Connections¶
Connections document the infrastructure-level network paths between servers. While Interfaces describe logical data flows between applications, Connections describe the physical network routes—which servers communicate, using which protocols and ports.
Getting started¶
Navigate to IT Operations → Connections to see your connection registry. Click Add Connection to create your first entry.
Required fields:
- Connection ID: A unique identifier (e.g., CONN-WEB-DB-001)
- Name: A descriptive name
- Topology: Server to Server or Multi-server
Strongly recommended: - Source Server / Destination Server: For server-to-server topology - Protocols: Which network protocols are used - Lifecycle: Current status
Tip: Connections can be linked to Interface bindings to show which infrastructure supports each application integration.
Working with the list¶
Default columns: - Connection ID: Unique identifier - Name: Connection name (click to open workspace) - Topology: Server to Server or Multi-server - Source / Destination: The connected endpoints - Protocols: Network protocols as chips - Criticality: Business importance (may be derived from linked interfaces) - Data Class: Sensitivity level - PII: Whether personal data traverses this connection - Risk: Manual or Derived from linked interfaces - Lifecycle: Current status - Created: When the record was created
Additional columns (via column chooser): - Servers: Count of servers in multi-server topology
Actions: - Add Connection: Create a new connection (requires manager permission) - Delete Selected: Remove selected connections (requires admin permission)
Topologies¶
Server to Server¶
A direct connection between two specific servers: - Source Server: Where traffic originates - Destination Server: Where traffic terminates - Optionally specify Source Entity and Destination Entity for logical endpoints
Multi-server¶
A connection involving multiple servers (e.g., load-balanced clusters): - Add multiple servers to the connection - Use Layers to define the routing path between them
The Connections workspace¶
Click any row to open the workspace. It has four tabs:
Overview¶
The Overview tab captures the connection's identity.

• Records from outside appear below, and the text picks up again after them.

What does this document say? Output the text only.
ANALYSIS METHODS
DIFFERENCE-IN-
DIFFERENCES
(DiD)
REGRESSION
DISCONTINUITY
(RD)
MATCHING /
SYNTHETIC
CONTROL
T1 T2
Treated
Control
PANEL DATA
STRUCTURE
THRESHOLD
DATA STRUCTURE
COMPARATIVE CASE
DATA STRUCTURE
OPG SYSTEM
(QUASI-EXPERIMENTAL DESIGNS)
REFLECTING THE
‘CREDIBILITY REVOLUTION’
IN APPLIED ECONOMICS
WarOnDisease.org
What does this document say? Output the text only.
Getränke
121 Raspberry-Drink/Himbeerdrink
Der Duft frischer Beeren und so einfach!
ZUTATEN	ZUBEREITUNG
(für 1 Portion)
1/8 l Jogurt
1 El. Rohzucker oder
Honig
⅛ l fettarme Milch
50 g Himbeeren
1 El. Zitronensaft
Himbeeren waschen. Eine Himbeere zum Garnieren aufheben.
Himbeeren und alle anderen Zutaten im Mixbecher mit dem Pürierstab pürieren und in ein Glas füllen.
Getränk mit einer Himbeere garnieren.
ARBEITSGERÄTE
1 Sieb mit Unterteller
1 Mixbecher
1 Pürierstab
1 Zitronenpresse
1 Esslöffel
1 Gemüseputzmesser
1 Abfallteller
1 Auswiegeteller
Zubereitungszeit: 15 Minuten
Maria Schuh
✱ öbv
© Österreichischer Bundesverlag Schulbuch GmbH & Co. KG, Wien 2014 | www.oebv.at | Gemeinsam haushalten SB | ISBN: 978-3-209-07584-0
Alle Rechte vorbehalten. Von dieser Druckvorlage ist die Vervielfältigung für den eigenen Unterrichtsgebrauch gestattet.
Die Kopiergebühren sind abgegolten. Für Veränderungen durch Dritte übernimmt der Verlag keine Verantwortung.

What you can edit: - Connection ID: Unique identifier - Name: Display name - Topology: Server to Server or Multi-server - Source Server / Destination Server: For server-to-server topology - Source Entity / Destination Entity: Logical endpoints (optional) - Servers: For multi-server topology, the involved servers - Purpose: Why this connection exists - Protocols: Network protocols used - Lifecycle: Current status - Notes: Additional context
Layers¶
The Layers tab defines the network path for complex connections.
What layers capture: - Order: Sequence in the path - Layer Type: Network layer (e.g., application, transport) - Source → Destination: Server or entity at each hop - Protocols: Protocols at this layer - Port Override: Custom port if different from protocol default - Notes: Layer-specific notes
Use cases: - Multi-hop routes through firewalls or proxies - Different protocols at different layers - Load balancer → web server → app server → database paths
Compliance¶
The Compliance tab captures risk and data protection settings.
Risk Mode: - Manual: You set criticality, data class, and PII directly - Derived: Values are inherited from linked interfaces
Fields: - Criticality: Business critical, High, Medium, Low - Data Class: Public, Internal, Confidential, Restricted - Contains PII: Whether personal data traverses the connection
When in Derived mode, you'll see the effective values calculated from all linked interfaces.
Interfaces¶
The Interfaces tab shows which interface bindings use this connection.
What you'll see: - Interface name and code - Environment - Leg type (Extract, Transform, Load, Direct) - Endpoints - Status
This is read-only—link interfaces to connections from the Interface workspace or Connection Map.
Tips¶
- Start with critical paths: Document connections for your most critical applications first.
- Use Derived risk mode: Let the system calculate criticality based on the interfaces that use each connection.
- Link to interfaces: Connect your infrastructure connections to interface bindings for complete traceability.
- Document protocols: Accurate protocol information helps with firewall rule management and security audits.